MORE FROM FEDTECH: Discover how forensic IT tools lead agencies to better answers after breaches.

Shift the Balance of Power in Cybersecurity

The odds seem stacked in favor of bad actors — who, after all, must find only one weakness, while defenders must lock down everything. So, the attacks and attempted attacks continue at a rapid clip. One insurance company found that ransomware attacks on large companies, for example, soared 105 percent in the first quarter of 2019 compared to a year ago.

Compounding matters is that the sheer amount of data at stake is growing by leaps and bounds. Research firm IDC has predicted that the world’s total aggregated data will grow to 175 zettabytes in 2025 from 33ZB in 2018. One zettabyte is a thousand exabytes of data and has been described as a number equal to all the grains of sand on the world’s beaches.

Government agencies and other enterprises are overwhelmed by this prospect and, despite years of investment and experience, continue to struggle with how to manage these risks. The best response is to minimize risk by out-innovating the bad actors. I would argue that only the technology sector has the experience, agility and speed to keep up and protect against ever-growing cyberthreats.

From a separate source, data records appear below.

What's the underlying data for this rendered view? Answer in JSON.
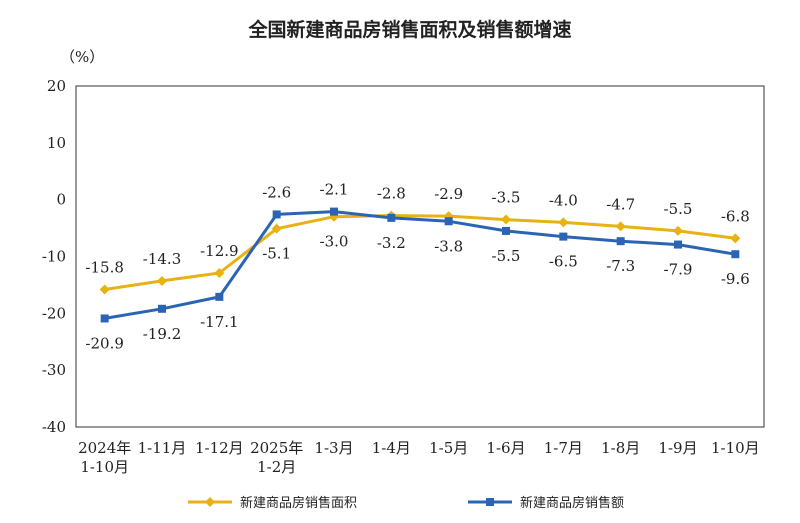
{
  "chart_data": {
    "type": "line",
    "title": "全国新建商品房销售面积及销售额增速",
    "ylabel": "（%）",
    "ylim": [
      -40,
      20
    ],
    "yticks": [
      20,
      10,
      0,
      -10,
      -20,
      -30,
      -40
    ],
    "grid": false,
    "legend_position": "bottom",
    "categories": [
      [
        "2024年",
        "1-10月"
      ],
      [
        "1-11月"
      ],
      [
        "1-12月"
      ],
      [
        "2025年",
        "1-2月"
      ],
      [
        "1-3月"
      ],
      [
        "1-4月"
      ],
      [
        "1-5月"
      ],
      [
        "1-6月"
      ],
      [
        "1-7月"
      ],
      [
        "1-8月"
      ],
      [
        "1-9月"
      ],
      [
        "1-10月"
      ]
    ],
    "series": [
      {
        "name": "新建商品房销售面积",
        "color": "#E8B114",
        "marker": "diamond",
        "values": [
          -15.8,
          -14.3,
          -12.9,
          -5.1,
          -3.0,
          -2.8,
          -2.9,
          -3.5,
          -4.0,
          -4.7,
          -5.5,
          -6.8
        ],
        "label_text": [
          "-15.8",
          "-14.3",
          "-12.9",
          "-5.1",
          "-3.0",
          "-2.8",
          "-2.9",
          "-3.5",
          "-4.0",
          "-4.7",
          "-5.5",
          "-6.8"
        ],
        "label_pos": [
          "above",
          "above",
          "above",
          "below",
          "below",
          "above",
          "above",
          "above",
          "above",
          "above",
          "above",
          "above"
        ]
      },
      {
        "name": "新建商品房销售额",
        "color": "#2A64B3",
        "marker": "square",
        "values": [
          -20.9,
          -19.2,
          -17.1,
          -2.6,
          -2.1,
          -3.2,
          -3.8,
          -5.5,
          -6.5,
          -7.3,
          -7.9,
          -9.6
        ],
        "label_text": [
          "-20.9",
          "-19.2",
          "-17.1",
          "-2.6",
          "-2.1",
          "-3.2",
          "-3.8",
          "-5.5",
          "-6.5",
          "-7.3",
          "-7.9",
          "-9.6"
        ],
        "label_pos": [
          "below",
          "below",
          "below",
          "above",
          "above",
          "below",
          "below",
          "below",
          "below",
          "below",
          "below",
          "below"
        ]
      }
    ]
  }
}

In the past decade, the cyberthreat landscape was tilted in favor of the bad guys, but the scenario is changing: Second-generation cloud architectures, powered by built-in artificial intelligence and machine learning, are driving a new era of data security. 

Traditionally, governments and businesses relied on custom-built IT environments that are impossible to fully defend because they typically run a wide variety of hardware and networking gear as well as software from multiple vendors and vintages. That mix requires many different patches and updates from different sources to be acquired, managed and applied manually. Homogeneous cloud environments, on the other hand, eliminate many of those variables and are thus easier to update and secure.

Autonomous technology that can rapidly and automatically apply patches and updates as soon as they are available will also alleviate many issues. Many past breaches occurred because software fixes were not applied in a timely manner. 

A few years ago, security concerns inhibited cloud adoption because corporate IT people accustomed to managing their own servers and software felt they were best equipped to secure them. By now, most of those tech pros realize they are better off trusting that work to large providers that have more technical and financial resources to safeguard their systems. 

MORE FROM FEDTECH: Discover how DHS plans to evolve its CDM cybersecurity dashboard with AI. 

Integrated Machine Learning Can Strengthen Cloud Defenses

In addition, capitalizing on embedded AI/ML capabilities enhances security significantly by addressing problems of scale, human error and response time, and also frees the workforce for more strategic, value-added tasks. ML technology is far better able to pinpoint anomalies that might indicate an attack by poring through reams of logs than any person or persons, no matter how adept, could be. The human eye can only take in so much.

Security threats are significant and getting tougher. But our ability to respond quickly, to secure data and to make sure that we’ve concentrated the right resources to defend and respond to attacks is also growing. Thanks to continued innovation in enterprise cloud architecture, we have an opportunity to prevail against today’s threats.

What that means is that the model has flipped: Security fears once deterred migration to cloud; now, security has become a top reason to make that migration.